Analogy has been of profound interest to scholars since classical antiquity. In language study it is a well-known and universally acknowledged factor in
shaping language and its development, which has been examined from both a diachronic and synchronic perspective. It is traditionally associated with change in morphonology, morphology, and syntax (where analogy forms the basis of rule reinterpretation). It has been discussed in the pre-structuralist era, as in Junggrammatiker Paul’s Prinzipien der Sprachgeschichte (1880, chapter 5), by structuralists – de Saussure devotes two chapters to it in the third part on diachronic linguistics of his Cours (1916), Trnka explores this subject in his paper About Analogy in Structural Linguistics (1936/1982) – as well as by generativists (Aronoff –Fudeman, 2004, 87– 8). An oft-quoted account is provided by Hock (1986/1991, 167–237). He distinguishes two main types of analogy (apart from analogy as a factor in sound change): analogical levelling (›paradigmatic‹ levelling), or the reduction or elimination of morphophonemic alternation within a morphological paradigm, and proportional analogy, in which a regularity is carried over to irregular forms according to the formula A:A’ = B:X. He mentions three areas in which proportional analogy operates, morphology,orthography and word formation, i. e. creation of neologisms (xeroxing), which is of primary importance to us here. According to Hock, proportional analogy may also combine with morphological reanalysis as in Hamburger where ›from Hamburg‹ was reanalyzed as ›from ham‹, thus making way for analogized forms such as cheeseburger, turkey burger. While individual examples like hamburger > cheeseburger are clearly indicative of analogy at work, it is difficult to get a full idea of analogy at work on the basis of a few scattered instances. The present study makes use of the opportunity provided by electronic dictionaries to search through the etymology section of entry articles. It so happens that if an electronic dictionary such as the COD carefully and consistently enough describes the etymology of the headwords, a relatively large sample of what the compilers apparently consider analogized creations can be gathered.

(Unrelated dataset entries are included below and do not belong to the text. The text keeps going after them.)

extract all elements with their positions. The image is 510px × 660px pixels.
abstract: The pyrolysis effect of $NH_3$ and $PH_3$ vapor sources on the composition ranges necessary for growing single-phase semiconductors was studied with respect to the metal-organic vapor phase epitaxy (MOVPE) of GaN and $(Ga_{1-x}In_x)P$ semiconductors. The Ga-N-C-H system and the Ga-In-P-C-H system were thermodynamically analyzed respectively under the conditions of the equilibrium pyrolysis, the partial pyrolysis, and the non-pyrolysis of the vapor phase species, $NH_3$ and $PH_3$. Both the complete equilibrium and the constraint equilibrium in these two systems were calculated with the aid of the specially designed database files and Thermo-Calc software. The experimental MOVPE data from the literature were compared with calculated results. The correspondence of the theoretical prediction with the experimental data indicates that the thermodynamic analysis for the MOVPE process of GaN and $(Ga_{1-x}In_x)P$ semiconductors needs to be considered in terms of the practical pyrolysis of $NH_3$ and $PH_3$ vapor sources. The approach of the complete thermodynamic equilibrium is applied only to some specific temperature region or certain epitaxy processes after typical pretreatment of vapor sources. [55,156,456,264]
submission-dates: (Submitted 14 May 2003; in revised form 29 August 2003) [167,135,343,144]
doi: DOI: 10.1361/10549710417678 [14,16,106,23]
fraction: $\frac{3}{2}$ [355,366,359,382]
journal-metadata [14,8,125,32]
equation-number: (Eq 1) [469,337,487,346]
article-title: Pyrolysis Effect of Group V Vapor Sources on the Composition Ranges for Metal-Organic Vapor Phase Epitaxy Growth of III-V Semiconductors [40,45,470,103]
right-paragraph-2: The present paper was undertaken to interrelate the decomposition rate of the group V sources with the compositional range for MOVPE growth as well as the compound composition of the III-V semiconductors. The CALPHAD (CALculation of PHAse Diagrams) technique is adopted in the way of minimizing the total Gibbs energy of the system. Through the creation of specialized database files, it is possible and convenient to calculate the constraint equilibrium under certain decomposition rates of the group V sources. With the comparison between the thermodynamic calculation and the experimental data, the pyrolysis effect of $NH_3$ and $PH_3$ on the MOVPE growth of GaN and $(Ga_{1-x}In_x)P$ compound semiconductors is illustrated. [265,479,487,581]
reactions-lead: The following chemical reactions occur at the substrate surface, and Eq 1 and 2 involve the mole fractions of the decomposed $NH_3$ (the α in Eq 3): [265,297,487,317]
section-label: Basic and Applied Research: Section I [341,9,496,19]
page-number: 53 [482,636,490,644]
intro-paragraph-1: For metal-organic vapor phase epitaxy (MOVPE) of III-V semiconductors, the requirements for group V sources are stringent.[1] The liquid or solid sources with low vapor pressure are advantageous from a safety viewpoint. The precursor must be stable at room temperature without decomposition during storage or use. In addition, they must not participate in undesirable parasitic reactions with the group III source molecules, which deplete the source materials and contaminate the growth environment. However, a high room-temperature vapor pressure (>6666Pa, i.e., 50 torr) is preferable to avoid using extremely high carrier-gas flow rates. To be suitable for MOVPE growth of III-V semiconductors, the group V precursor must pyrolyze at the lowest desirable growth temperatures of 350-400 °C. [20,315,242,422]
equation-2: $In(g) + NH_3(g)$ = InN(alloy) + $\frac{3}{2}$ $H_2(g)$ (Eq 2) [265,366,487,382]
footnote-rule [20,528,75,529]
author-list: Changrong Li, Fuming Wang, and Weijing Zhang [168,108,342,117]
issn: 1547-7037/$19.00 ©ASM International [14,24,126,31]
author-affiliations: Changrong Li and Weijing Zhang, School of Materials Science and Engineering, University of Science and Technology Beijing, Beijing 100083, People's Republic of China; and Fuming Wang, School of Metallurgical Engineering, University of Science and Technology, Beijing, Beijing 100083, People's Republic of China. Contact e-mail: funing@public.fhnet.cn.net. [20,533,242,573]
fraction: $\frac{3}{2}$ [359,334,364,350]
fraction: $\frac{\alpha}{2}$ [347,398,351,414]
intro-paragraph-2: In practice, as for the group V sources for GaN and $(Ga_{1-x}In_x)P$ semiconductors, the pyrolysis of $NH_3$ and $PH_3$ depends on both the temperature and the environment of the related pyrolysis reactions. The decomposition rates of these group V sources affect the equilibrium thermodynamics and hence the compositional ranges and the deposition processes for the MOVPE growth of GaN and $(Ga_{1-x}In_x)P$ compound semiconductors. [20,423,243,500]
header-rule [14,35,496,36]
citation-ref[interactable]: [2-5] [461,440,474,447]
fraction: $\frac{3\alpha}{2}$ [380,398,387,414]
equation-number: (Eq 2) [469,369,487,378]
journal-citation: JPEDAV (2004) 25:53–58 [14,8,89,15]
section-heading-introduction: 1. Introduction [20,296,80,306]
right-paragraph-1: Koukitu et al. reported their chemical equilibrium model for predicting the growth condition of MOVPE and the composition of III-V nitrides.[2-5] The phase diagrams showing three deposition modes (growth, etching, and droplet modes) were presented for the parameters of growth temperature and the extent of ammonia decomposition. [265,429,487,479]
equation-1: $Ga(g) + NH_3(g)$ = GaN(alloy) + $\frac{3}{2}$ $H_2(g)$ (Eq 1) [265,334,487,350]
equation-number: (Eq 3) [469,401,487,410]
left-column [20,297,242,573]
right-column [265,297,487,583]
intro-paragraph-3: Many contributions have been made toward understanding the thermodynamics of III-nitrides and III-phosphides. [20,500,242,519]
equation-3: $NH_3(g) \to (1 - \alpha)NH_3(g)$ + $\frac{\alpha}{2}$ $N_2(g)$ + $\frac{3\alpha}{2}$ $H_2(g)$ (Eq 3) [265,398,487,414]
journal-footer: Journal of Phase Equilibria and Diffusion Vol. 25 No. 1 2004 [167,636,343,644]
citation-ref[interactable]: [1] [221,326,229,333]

Also there seems to be a certain disparity between this relatively large number of neologisms whose origin is ascribed to analogy and the fact that authors of
standard descriptions of contemporary English word-formation, such as Bauer (1983) and Plag (2002), give only a passing mention to its role in vocabulary
expansion in English. Therefore we decided to examine the copious electronic dictionary data to see whether it could throw up some new aspects of analogy
and show some other patterns beyond the much quoted example of cheeseburger on the model of hamburger.